Analyzing Annotations

Zdenek Kasner edited this page Jan 30, 2025 · 3 revisions

Analyzing Annotations

Once you collect the annotations, factgenie can help you with computing basic statistics over the annotation labels:

Analysis scheme

You can find the tools for the analysis at /analyze: Analysis page

On the Analysis page, there are two main interfaces:

  • Individual statistics,
  • Inter-annotator agreement.

📈 Individual statistics

This interface provides statistics about a single annotation campaign.

Analysis table

In the table, we can find the following columns:

  • Dataset, split, setup: The source of the corresponding inputs (see terminology).
  • Category: The annotation span category label.
  • Ex. annotated: The number of examples annotated within the campaign.
  • Count: The total number of label occurences within annotated examples.
  • Avg. per ex.: The average number of label occurences within annotated examples (=Count / Ex. annotated).
  • Prevalence: A ratio of outputs containing the label (0 to 1 range).

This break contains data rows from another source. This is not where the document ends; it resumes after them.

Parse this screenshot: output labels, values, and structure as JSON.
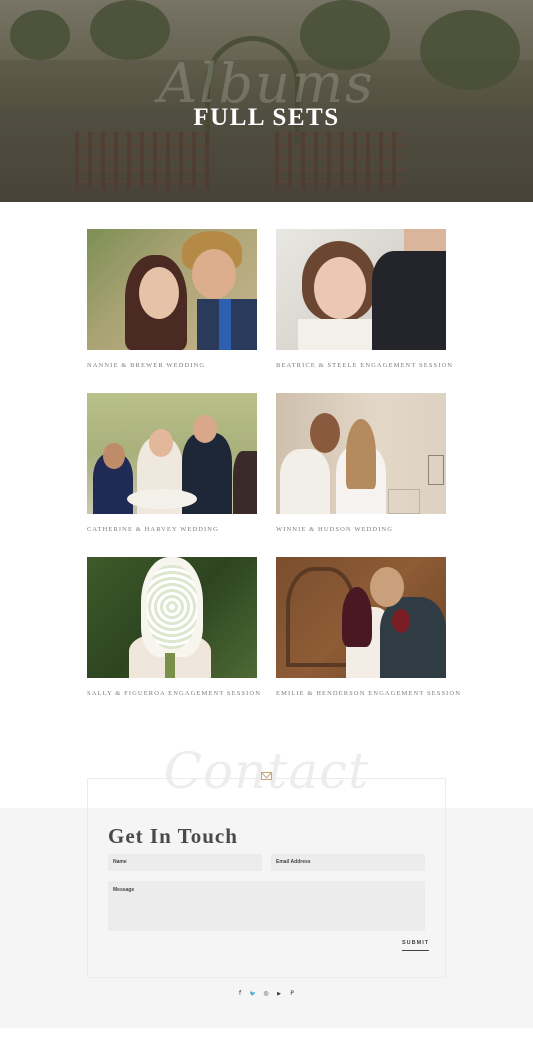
{
  "hero": {
    "script_text": "Albums",
    "title": "FULL SETS"
  },
  "albums": [
    {
      "caption": "NANNIE & BREWER WEDDING"
    },
    {
      "caption": "BEATRICE & STEELE ENGAGEMENT SESSION"
    },
    {
      "caption": "CATHERINE & HARVEY WEDDING"
    },
    {
      "caption": "WINNIE & HUDSON WEDDING"
    },
    {
      "caption": "SALLY & FIGUEROA ENGAGEMENT SESSION"
    },
    {
      "caption": "EMILIE & HENDERSON ENGAGEMENT SESSION"
    }
  ],
  "contact": {
    "script_text": "Contact",
    "heading": "Get In Touch",
    "name_placeholder": "Name",
    "email_placeholder": "Email Address",
    "message_placeholder": "Message",
    "submit_label": "SUBMIT"
  },
  "social": {
    "facebook": "f",
    "twitter": "🐦",
    "instagram": "◎",
    "youtube": "▶",
    "pinterest": "P"
  },
  "colors": {
    "accent": "#c9a27a",
    "section_bg": "#f5f5f5",
    "field_bg": "#ececec"
  }
}
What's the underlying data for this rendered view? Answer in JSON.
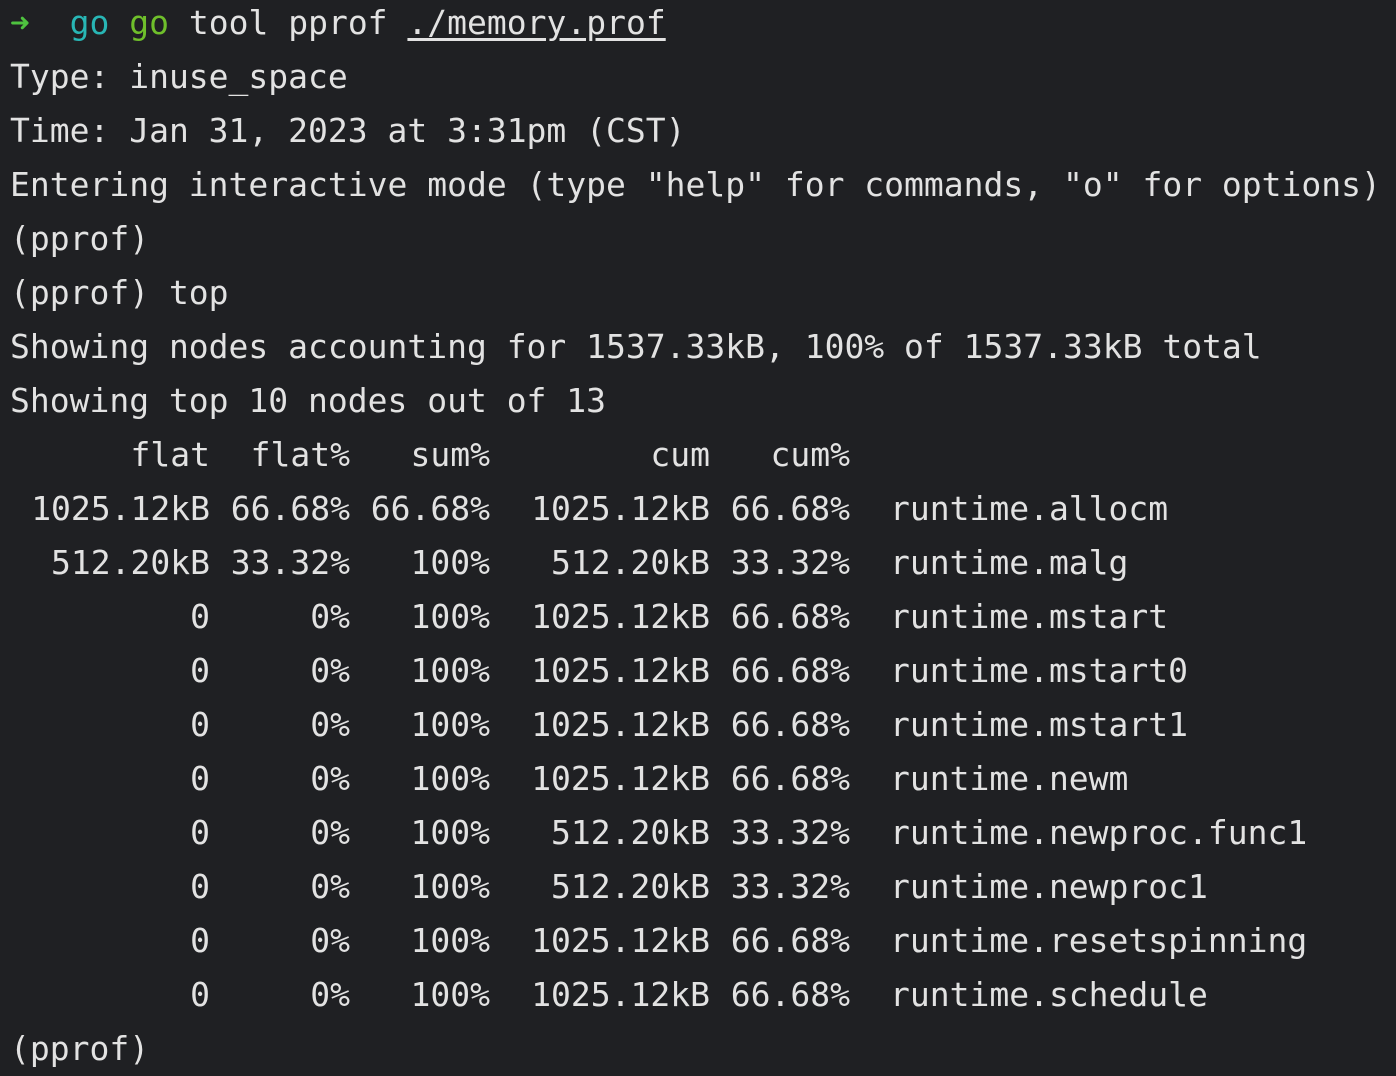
{
  "prompt": {
    "arrow": "➜",
    "cwd": "go",
    "command": "go",
    "args": "tool pprof",
    "file": "./memory.prof"
  },
  "header_lines": [
    "Type: inuse_space",
    "Time: Jan 31, 2023 at 3:31pm (CST)",
    "Entering interactive mode (type \"help\" for commands, \"o\" for options)",
    "(pprof)",
    "(pprof) top",
    "Showing nodes accounting for 1537.33kB, 100% of 1537.33kB total",
    "Showing top 10 nodes out of 13"
  ],
  "table": {
    "columns": [
      "flat",
      "flat%",
      "sum%",
      "cum",
      "cum%"
    ],
    "rows": [
      {
        "flat": "1025.12kB",
        "flat_pct": "66.68%",
        "sum_pct": "66.68%",
        "cum": "1025.12kB",
        "cum_pct": "66.68%",
        "name": "runtime.allocm"
      },
      {
        "flat": "512.20kB",
        "flat_pct": "33.32%",
        "sum_pct": "100%",
        "cum": "512.20kB",
        "cum_pct": "33.32%",
        "name": "runtime.malg"
      },
      {
        "flat": "0",
        "flat_pct": "0%",
        "sum_pct": "100%",
        "cum": "1025.12kB",
        "cum_pct": "66.68%",
        "name": "runtime.mstart"
      },
      {
        "flat": "0",
        "flat_pct": "0%",
        "sum_pct": "100%",
        "cum": "1025.12kB",
        "cum_pct": "66.68%",
        "name": "runtime.mstart0"
      },
      {
        "flat": "0",
        "flat_pct": "0%",
        "sum_pct": "100%",
        "cum": "1025.12kB",
        "cum_pct": "66.68%",
        "name": "runtime.mstart1"
      },
      {
        "flat": "0",
        "flat_pct": "0%",
        "sum_pct": "100%",
        "cum": "1025.12kB",
        "cum_pct": "66.68%",
        "name": "runtime.newm"
      },
      {
        "flat": "0",
        "flat_pct": "0%",
        "sum_pct": "100%",
        "cum": "512.20kB",
        "cum_pct": "33.32%",
        "name": "runtime.newproc.func1"
      },
      {
        "flat": "0",
        "flat_pct": "0%",
        "sum_pct": "100%",
        "cum": "512.20kB",
        "cum_pct": "33.32%",
        "name": "runtime.newproc1"
      },
      {
        "flat": "0",
        "flat_pct": "0%",
        "sum_pct": "100%",
        "cum": "1025.12kB",
        "cum_pct": "66.68%",
        "name": "runtime.resetspinning"
      },
      {
        "flat": "0",
        "flat_pct": "0%",
        "sum_pct": "100%",
        "cum": "1025.12kB",
        "cum_pct": "66.68%",
        "name": "runtime.schedule"
      }
    ]
  },
  "final_prompt": "(pprof)",
  "colors": {
    "background": "#1f2023",
    "foreground": "#e2e2e2",
    "arrow": "#4ec23f",
    "cwd": "#28b6b5",
    "command": "#6fbf2b"
  }
}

The statistics are provided in full detail and also grouped by various aspects (label categories, setups, datasets).

Note that the page with individual statistics for each campaign can be also opened using the "View statistics" button on the campaign detail page.

Analysis view

⚖️ Inter-annotator agreement

This interface provides a way to compute inter-annotator agreement among span labels in pairs of campaigns:

Analysis inter-annotator agreement

To provide you better control over the results, we do not compute the inter-annotator agreement (IAA) directly in factgenie.

Instead, the process is the following:

  1. Select here the campaign(s) you want to compute IAA for.
  2. Download the files with pre-computed data for the selected campaigns.
  3. Use a tool of your choice to compute the IAA yourself.

For your convenience, we provide a 👉️ Jupyter notebook 👈️ showing how you can compute the Pearson r coefficient (dataset-level and example-level error count correlations) along with the γ (Gamma) score (fine-grained score based on span alignment) using the files exported from factgenie.